Despite the melting ice and retreating glaciers, natural resources in the Arctic remain exceedingly difficult and costly to access, extract, and transport. These challenges are exacerbated by the fact that much of the Arctic’s infrastructure is built on permafrost, and as temperatures rise, roads and buildings become unstable.
Similarly, some have pointed to increased tourism in the Arctic as a source of financial gain for the region; however, increased tourism could have significant negative impacts on the fragile environment. In addition, although climate change is causing sea ice to melt, it is also increasing the number and size of icebergs and contributing to more volatile weather patterns and increased costal erosion – all of which increase the risks associated with shipping in the far north.
Finally, in addition to coastal erosion, climate change is affecting animal migration patterns, altering hunting and fishing practices, and affecting the use of traditional means of transportation, such as dog sleds, skiing, and snowshoeing. Conservation efforts and environmental NGOs focused on Arctic wildlife preservation are increasingly coming into conflict with the rights of indigenous peoples over how best to manage wildlife populations.

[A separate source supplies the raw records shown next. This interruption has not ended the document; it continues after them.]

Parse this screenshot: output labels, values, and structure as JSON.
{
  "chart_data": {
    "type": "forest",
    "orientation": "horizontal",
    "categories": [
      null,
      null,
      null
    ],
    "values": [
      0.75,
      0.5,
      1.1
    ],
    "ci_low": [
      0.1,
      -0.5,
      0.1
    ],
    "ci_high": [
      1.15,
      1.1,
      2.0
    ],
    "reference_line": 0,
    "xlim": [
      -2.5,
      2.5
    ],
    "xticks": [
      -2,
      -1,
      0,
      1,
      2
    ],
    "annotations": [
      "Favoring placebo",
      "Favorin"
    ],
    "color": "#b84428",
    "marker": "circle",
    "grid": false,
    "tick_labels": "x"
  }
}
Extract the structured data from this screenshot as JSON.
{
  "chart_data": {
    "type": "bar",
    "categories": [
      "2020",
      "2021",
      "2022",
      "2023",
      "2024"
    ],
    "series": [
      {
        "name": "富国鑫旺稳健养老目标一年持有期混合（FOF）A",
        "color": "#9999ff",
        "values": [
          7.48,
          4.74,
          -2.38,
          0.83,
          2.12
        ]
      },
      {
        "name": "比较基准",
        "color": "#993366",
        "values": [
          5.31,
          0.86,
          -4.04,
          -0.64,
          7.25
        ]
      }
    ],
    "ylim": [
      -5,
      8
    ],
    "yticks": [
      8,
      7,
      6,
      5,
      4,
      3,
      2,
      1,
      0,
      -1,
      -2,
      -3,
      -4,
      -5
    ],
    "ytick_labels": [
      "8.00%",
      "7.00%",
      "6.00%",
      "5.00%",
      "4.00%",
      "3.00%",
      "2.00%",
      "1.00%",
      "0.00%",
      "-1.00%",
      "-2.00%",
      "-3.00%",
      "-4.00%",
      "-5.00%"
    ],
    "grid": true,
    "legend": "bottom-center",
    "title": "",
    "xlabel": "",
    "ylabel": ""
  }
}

In extreme cases, these factors are creating climate refugees. These refugees are members of the local populations who are no longer able to sustain traditional ways of life.
All of these factors compound the already complicated picture of local, regional, national, and international governance of the regions.
What is Cornell’s role in the North American Arctic?
Cornell’s role in the Arctic dates back to the 19th century. Ithaca and the Cornell community provided financial, expeditionary and scientific support for polar explorer Robert Peary’s numerous trips to Greenland.
Cornellians were also involved in the technological advances that made polar flight possible, including the development of airplane fuel for Richard Byrd’s Antarctic flights, along with the missile defense systems and military infrastructure that stretched across the North American Arctic during the Cold War.
Cornell’s contribution to Arctic science is reflected in the naming of the Cornell Glacier in Greenland, as well as at various locations on campus. Both Peary and Byrd attended services at Sage Chapel to commemorate the death of a Cornellian on one of Peary’s expeditions.
Today, a multi-disciplinary team of researchers led by Dr. Matthew Pritchard (Earth and Atmospheric Sciences) has digitized historic field photographs from Cornell’s expeditions to Greenland and Alaska. These images are assisting a new generation of scientists researching climate change in the high north.